La crainte d’une contamination à la listeria a entraîné un vaste rappel de fromages à travers toute la France. Cette bactérie, très dangereuse pour les femmes enceintes, reste l’une des principales causes de décès liés à des intoxications alimentaires dans le pays, provoquant chaque année plusieurs dizaines de morts.

Selon le site gouvernemental Rappel Conso, plus de 40 lots (camemberts, fromages de chèvre, gorgonzolas ou bries) vendus dans les enseignes Leclerc, Auchan, Carrefour et d’autres distributeurs, ont été retirés de la vente entre lundi et mardi. La plupart proviennent de la fromagerie Chavegrand, basée dans la Creuse. Les consommateurs ayant ingéré ces produits et présentant « de la fièvre, isolée ou accompagnée de maux de tête, et des courbatures » sont invités à consulter rapidement leur médecin.

« On n’a pas encore d’explication »

Contactée par l’AFP, la fromagerie Chavegrand précise que tous les lots concernés en juin et en août provenaient « d’une ancienne ligne de production, fermée début juin et remplacée par une nouvelle ligne » installée dans une extension de l’usine. « Il y a eu un plan d’analyse très renforcé, avec plusieurs milliers d’analyses, mais on n’a pas trouvé [de trace de Listeria] dans la fromagerie. On n’a pas encore d’explication », indique Guillaume Albert, consultant pour l’entreprise.

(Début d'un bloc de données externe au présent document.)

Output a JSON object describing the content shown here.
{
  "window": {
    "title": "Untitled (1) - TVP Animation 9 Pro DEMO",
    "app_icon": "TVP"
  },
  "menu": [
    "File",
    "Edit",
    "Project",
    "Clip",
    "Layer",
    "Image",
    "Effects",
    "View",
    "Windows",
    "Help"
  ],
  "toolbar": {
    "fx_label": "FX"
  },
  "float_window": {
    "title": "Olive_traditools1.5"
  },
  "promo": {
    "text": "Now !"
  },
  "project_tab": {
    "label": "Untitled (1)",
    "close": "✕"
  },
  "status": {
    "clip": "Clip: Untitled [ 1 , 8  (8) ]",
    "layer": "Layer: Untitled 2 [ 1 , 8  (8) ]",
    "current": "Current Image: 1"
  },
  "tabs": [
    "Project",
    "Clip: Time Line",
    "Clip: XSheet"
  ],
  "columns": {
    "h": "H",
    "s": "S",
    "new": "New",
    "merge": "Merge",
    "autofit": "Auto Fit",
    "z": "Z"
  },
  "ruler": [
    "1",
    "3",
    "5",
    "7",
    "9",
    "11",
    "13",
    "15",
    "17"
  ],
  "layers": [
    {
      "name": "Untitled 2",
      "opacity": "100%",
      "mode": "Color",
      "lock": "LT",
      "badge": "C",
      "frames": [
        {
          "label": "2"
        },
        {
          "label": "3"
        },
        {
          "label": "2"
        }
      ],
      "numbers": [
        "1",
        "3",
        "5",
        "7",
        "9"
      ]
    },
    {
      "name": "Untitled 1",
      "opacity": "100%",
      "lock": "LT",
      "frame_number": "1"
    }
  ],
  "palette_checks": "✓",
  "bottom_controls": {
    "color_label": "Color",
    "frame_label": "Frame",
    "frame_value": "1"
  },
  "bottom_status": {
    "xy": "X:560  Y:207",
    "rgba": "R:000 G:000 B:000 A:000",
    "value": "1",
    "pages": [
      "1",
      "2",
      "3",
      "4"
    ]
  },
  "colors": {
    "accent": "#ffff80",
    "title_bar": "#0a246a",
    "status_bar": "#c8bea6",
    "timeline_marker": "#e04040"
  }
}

Notre dossier sur les intoxications alimentaires

L’ONG Foodwatch dénonce « des rappels qui surviennent trop tard quand le mal est fait » et estime que le producteur « aurait dû prendre les mesures d’hygiène qui s’imposent et s’assurer qu’il ne commercialisait pas de produits dangereux », rappelant qu’un incident similaire s’était déjà produit en juin. L’ONG interroge aussi l’efficacité des contrôles publics : « Qu’ont-elles fait entre juin et août ? », pointe l’association, qui appelle à un renforcement des inspections sanitaires pour éviter que de tels produits ne se retrouvent sur le marché.